Blogging was a blogosphere because our writing and our links were open to everyone and had as much persistence as the fluid world of domains enables. You could start at one person’s blog post, click to another, on to another, following an idea around the world…and being predisposed to come back to any of the blogs that helped you understand something in a new way. Every link in every blog tangibly made our shared world richer and more stimulating.
Wow! Where have you been David when I have been trying to explain that Blogs are a conversation among people — a conversation that advances ideas and grows influence and word of mouth by virtue of conversing with others who share similar interests.
A conversation that as you explain exists by linking to each other’s blog posts.
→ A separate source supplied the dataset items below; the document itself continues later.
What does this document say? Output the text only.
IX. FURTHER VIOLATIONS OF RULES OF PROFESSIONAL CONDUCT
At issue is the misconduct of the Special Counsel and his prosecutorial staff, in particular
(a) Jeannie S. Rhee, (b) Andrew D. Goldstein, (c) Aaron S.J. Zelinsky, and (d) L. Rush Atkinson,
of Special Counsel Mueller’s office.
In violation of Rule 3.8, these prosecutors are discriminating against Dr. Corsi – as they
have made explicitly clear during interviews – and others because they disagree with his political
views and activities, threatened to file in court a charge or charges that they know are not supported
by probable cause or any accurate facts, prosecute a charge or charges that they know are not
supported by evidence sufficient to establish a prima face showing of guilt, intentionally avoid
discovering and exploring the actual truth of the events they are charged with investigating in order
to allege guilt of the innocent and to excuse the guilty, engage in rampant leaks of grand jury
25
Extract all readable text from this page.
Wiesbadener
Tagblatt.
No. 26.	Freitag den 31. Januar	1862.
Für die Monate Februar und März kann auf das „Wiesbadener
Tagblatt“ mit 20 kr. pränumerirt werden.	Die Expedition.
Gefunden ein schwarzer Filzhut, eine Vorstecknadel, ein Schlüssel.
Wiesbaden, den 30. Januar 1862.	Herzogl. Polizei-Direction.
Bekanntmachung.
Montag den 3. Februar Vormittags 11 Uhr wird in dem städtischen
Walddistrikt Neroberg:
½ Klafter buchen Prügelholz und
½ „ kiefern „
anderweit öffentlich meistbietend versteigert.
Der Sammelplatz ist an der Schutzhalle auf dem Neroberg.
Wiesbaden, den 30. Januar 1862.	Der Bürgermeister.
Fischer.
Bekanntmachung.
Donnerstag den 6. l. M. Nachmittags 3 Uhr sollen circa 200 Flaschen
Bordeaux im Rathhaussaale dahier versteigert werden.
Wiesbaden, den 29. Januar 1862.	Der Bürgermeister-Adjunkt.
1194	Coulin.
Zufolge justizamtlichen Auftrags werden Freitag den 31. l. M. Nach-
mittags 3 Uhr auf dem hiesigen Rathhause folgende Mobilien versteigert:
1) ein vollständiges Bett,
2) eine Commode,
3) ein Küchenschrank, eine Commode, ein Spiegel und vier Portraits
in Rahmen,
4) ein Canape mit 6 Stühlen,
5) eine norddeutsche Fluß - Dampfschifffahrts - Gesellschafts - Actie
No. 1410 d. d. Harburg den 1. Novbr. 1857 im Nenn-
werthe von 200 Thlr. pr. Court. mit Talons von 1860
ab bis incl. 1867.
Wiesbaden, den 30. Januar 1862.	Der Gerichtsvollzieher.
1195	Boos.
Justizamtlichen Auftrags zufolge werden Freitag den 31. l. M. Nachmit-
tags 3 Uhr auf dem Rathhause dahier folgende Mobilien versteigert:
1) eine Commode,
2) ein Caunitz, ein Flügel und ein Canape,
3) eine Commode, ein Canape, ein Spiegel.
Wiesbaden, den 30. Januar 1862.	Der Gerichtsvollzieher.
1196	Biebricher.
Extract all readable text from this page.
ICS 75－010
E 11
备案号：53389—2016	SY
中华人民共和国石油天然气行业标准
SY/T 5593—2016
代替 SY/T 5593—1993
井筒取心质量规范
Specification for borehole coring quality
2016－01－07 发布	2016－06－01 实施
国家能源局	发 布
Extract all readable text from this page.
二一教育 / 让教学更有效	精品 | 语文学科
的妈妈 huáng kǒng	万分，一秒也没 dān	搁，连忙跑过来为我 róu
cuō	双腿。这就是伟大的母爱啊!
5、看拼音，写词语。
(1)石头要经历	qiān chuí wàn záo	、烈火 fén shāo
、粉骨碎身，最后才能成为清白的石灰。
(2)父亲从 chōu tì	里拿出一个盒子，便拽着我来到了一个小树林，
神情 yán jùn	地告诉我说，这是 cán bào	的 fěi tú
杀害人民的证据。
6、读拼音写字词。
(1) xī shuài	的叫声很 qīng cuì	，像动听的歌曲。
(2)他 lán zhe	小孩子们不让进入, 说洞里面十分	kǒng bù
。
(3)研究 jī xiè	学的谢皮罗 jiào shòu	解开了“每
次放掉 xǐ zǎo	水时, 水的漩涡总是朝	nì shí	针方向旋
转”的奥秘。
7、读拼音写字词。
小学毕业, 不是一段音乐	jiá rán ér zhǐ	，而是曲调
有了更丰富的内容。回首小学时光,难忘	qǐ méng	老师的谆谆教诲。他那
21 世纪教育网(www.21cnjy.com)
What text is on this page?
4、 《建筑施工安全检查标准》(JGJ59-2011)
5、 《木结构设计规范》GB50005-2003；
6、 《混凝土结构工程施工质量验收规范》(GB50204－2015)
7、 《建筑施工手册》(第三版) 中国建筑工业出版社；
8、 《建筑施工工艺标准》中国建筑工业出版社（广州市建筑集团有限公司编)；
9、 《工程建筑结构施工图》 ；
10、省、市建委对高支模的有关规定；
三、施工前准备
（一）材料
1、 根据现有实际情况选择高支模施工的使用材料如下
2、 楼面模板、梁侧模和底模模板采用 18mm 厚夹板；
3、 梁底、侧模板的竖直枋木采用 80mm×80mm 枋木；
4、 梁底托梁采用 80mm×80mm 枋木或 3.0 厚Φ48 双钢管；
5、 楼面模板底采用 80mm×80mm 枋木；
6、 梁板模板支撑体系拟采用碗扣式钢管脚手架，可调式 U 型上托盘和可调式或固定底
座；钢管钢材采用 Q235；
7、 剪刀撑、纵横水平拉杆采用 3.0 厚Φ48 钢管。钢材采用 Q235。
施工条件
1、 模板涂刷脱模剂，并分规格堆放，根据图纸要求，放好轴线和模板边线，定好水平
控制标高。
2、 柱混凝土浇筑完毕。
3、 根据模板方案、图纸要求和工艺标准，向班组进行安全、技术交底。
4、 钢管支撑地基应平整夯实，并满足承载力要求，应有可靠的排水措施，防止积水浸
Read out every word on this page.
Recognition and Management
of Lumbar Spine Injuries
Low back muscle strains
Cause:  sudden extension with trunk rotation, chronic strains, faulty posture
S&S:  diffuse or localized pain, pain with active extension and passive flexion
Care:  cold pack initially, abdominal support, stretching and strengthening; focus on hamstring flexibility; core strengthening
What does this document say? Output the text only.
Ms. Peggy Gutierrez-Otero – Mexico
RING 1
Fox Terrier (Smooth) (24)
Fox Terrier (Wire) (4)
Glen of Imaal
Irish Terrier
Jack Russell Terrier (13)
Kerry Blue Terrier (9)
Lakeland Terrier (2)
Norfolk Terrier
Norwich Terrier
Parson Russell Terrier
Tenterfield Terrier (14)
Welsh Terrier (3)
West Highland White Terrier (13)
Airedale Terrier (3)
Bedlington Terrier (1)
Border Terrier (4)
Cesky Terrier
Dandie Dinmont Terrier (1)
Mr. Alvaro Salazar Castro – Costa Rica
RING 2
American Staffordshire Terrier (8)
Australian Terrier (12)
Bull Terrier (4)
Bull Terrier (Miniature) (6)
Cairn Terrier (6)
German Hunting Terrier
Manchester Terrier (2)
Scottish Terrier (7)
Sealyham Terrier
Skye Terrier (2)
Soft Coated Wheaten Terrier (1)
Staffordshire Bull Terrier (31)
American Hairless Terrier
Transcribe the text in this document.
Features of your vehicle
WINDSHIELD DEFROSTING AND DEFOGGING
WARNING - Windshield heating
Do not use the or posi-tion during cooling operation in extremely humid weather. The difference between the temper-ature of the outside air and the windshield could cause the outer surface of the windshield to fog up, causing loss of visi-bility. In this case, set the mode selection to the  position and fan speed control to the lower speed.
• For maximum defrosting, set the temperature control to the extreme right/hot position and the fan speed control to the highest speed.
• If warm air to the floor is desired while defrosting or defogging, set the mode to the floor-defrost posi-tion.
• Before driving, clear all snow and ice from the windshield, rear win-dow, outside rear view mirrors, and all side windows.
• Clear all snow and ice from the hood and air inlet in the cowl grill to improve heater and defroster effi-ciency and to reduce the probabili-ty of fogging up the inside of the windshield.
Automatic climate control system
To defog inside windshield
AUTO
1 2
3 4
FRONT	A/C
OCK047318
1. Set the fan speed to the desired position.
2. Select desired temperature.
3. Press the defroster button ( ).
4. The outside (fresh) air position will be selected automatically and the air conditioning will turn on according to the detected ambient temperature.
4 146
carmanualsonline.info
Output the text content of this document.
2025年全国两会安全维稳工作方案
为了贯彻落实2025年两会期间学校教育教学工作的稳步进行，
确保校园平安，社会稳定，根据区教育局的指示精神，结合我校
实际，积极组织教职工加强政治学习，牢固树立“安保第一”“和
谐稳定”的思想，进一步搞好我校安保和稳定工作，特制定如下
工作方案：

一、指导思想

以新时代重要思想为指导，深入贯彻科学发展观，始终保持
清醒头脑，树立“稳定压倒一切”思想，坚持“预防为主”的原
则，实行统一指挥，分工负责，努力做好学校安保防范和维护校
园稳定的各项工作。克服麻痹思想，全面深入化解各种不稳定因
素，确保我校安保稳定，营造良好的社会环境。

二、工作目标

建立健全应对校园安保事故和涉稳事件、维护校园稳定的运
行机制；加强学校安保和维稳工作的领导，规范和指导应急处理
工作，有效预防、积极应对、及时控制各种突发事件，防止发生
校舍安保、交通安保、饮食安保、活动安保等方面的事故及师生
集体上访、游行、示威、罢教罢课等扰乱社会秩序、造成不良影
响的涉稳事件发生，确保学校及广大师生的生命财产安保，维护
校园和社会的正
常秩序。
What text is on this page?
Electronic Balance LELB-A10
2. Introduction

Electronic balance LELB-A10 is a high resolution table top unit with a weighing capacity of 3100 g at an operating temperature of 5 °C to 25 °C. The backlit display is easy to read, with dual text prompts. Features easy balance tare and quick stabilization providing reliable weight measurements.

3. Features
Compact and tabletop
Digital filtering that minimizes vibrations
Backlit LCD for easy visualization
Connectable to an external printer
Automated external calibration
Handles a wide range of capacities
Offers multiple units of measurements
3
A conversation that can only take place by virtue of listening, as opposed to being driven by an editorial content for your “content marketing” on what you call a blog.
I blogged a couple days ago that blogging was more valuable for law students looking to get a job than publishing on the law review.
The reason? Links. Exactly what Weinberger is talking about.
A law student writing on law review does not get seen as they are not linking to anyone in their articles. No one is engaged and no one engages them.
It’s the same for lawyers who think they are blogging by showing off their smarts by writing in a silo. They’re not listening to what reporters, lawyers, and other bloggers are writing on the subject. They do not link to what others are saying on the same subject.
And then these lawyers wonder why their blog is not being read or seen, the wonder why their influence and word of mouth is not growing — go figure.
Weinberger’s pumped about the continuing role of blogging among all this other social activity on the Internet. So are others he mentions, including Seth Godin.
Read David Weinberger’s whole post. He’s a co-author of the Cluetrain Manifesto, a seminal book on how businesses would need to interact with people in a connected market place. If you ever get a chance to hear him to speak, take it, he’s great.
Weinberger is providing you the roadmap to success for law blogging.